Столько лет вместе… столько всего, что их связывало: первые чувства, робкое доверие, нежелание быть друг без друга и дня. Он не мог даже припомнить, когда надолго разлучался с женой: зачастую они даже работали вместе над одним и тем же проектом. А в командировках, когда вынужден был уезжать в другие города, он всегда безумно по ней скучал, ощущая себя без Златы как одинокое судно, потерявшее свои паруса.
Она вросла в него, проникла под самую кожу, текла по его венам. И, наверно, сама даже не понимала, сколь многое для него значила.
И вот теперь - ушла… И все вокруг отныне казалось ему осиротевшим, чуждым, бессмысленным. Он нуждался в ней сейчас, как никогда. Но именно в этот момент ее рядом и не было.
Как это все могло случиться с ними? Как она могла бросить его? Как он сам смел так с ней поступить?
Мучительно хотелось вернуть назад каждое жестокое, холодное слово, брошенное им в тот вечер. Затолкать обратно себе в глотку, усмирить эгоистичное отчаяние, победить растерянность…
Но он не сумел. Не нашелся, как солгать, когда она просила ответов. Не приспособился к новой реальности, в которой их теперь должно было стать трое…
Трое… Валера понял вдруг, что Миша так ему ничего и не ответил. И за все это время, что он сам сидел, глядя в одну точку - надломленный, уничтоженный, опустошенный - ребенок так и не издал ни единого звука.
Он поднял глаза на сына. Они потрясенно расширились, когда в ответ Миша подскочил резко со своего места, выбежал из комнаты…

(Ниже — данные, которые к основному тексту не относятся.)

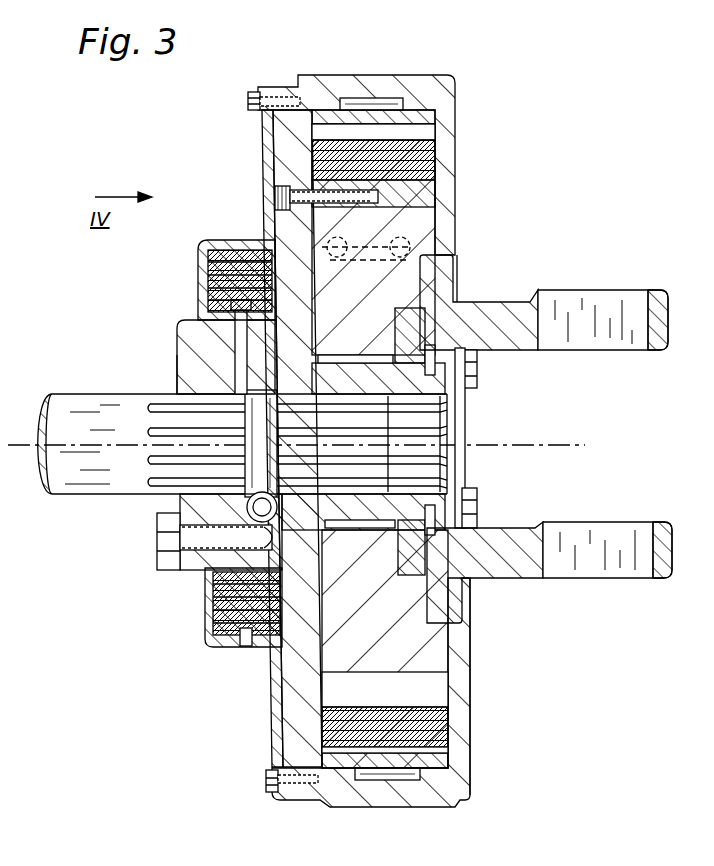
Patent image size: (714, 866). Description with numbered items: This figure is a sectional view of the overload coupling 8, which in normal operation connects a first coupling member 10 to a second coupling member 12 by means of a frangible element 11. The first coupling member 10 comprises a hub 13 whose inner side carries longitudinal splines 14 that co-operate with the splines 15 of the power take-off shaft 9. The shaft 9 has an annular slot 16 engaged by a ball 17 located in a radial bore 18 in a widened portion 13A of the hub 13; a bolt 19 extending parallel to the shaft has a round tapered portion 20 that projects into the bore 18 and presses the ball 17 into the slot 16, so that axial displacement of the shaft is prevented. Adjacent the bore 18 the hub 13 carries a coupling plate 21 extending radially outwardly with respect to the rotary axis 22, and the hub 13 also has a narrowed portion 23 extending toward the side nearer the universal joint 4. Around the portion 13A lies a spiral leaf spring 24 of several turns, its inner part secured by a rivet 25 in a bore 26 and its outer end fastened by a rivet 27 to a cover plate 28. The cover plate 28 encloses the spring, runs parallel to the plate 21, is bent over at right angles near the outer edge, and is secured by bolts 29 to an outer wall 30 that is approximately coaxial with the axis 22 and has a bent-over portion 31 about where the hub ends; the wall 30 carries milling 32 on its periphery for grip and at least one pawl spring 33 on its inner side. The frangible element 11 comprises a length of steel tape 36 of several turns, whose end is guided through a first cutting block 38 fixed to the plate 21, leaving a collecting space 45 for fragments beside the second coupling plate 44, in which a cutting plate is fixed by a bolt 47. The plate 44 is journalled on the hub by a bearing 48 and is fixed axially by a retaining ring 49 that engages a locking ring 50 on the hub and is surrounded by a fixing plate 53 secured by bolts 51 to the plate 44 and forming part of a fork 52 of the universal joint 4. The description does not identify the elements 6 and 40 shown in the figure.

The universal joint 4 is at (640, 290).
The upper flange arm 6 is at (462, 283).
The overload coupling 8 is at (504, 688).
The power take-off shaft 9 is at (92, 397).
The first coupling member 10 is at (172, 330).
The frangible element 11 is at (437, 165).
The second coupling member 12 is at (470, 630).
The hub 13 is at (477, 378).
The widened portion 13A is at (178, 368).
The longitudinal splines 14 is at (440, 418).
The splines 15 is at (160, 480).
The annular slot 16 is at (250, 426).
The ball 17 is at (278, 510).
The radial bore 18 is at (276, 552).
The bolt 19 is at (186, 570).
The round tapered portion 20 is at (244, 538).
The coupling plate 21 is at (290, 676).
The rotary axis 22 is at (548, 437).
The narrowed portion 23 is at (455, 495).
The spiral leaf spring 24 is at (210, 283).
The rivet 25 is at (247, 348).
The bore 26 is at (247, 373).
The rivet 27 is at (242, 645).
The cover plate 28 is at (276, 722).
The bolts 29 is at (248, 102).
The outer wall 30 is at (472, 792).
The bent-over portion 31 is at (455, 128).
The milling 32 is at (335, 812).
The pawl spring 33 is at (395, 96).
The steel tape 36 is at (448, 728).
The first cutting block 38 is at (437, 196).
The screw 40 is at (275, 196).
The second coupling plate 44 is at (360, 676).
The collecting space 45 is at (448, 690).
The bolt 47 is at (352, 268).
The bearing 48 is at (350, 352).
The retaining ring 49 is at (432, 345).
The locking ring 50 is at (395, 318).
The bolts 51 is at (477, 503).
The fork 52 is at (545, 580).
The fixing plate 53 is at (462, 610).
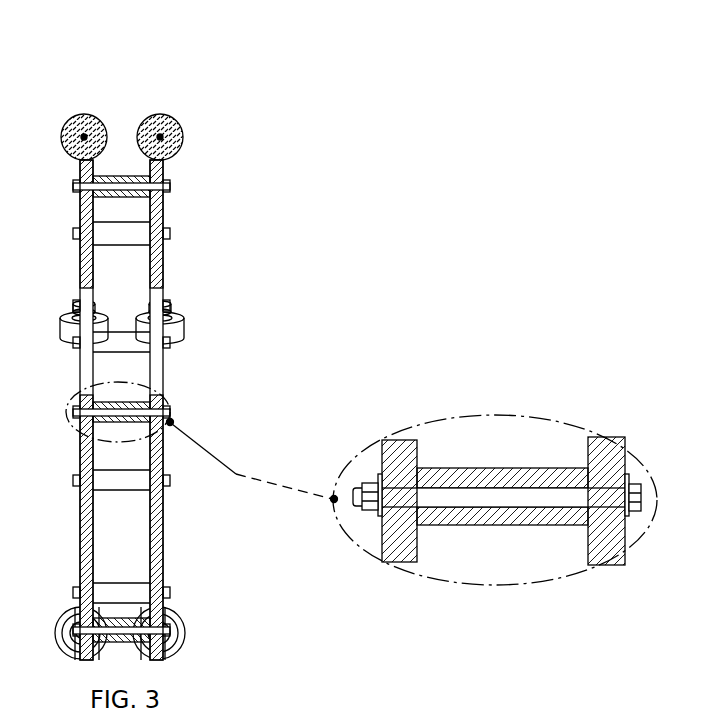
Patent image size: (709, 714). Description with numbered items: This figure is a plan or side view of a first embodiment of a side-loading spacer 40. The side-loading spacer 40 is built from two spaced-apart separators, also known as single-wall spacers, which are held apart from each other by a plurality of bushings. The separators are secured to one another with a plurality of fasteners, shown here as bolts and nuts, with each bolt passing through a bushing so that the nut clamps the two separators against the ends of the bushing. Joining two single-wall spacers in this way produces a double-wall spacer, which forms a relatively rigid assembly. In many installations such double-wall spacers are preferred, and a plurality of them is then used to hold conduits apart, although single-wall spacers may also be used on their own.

The side-loading spacer 40 is at (140, 84).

А несколько мгновений спустя стоял перед ним, сжавшись в комочек, и протягивал… тапочки. И походил в этот момент на провинившегося щенка, готового к тому, что хозяин его отругает. Или даже… побьет.
Он вырвал тапочки из рук ребенка, отбросил их прочь, как нечто ядовитое. Почему Миша вел себя так? С чего взял, что Валера на него сердится?
- Ты не должен… так делать, - выдавил из себя хрипло. - Слышишь, Миш?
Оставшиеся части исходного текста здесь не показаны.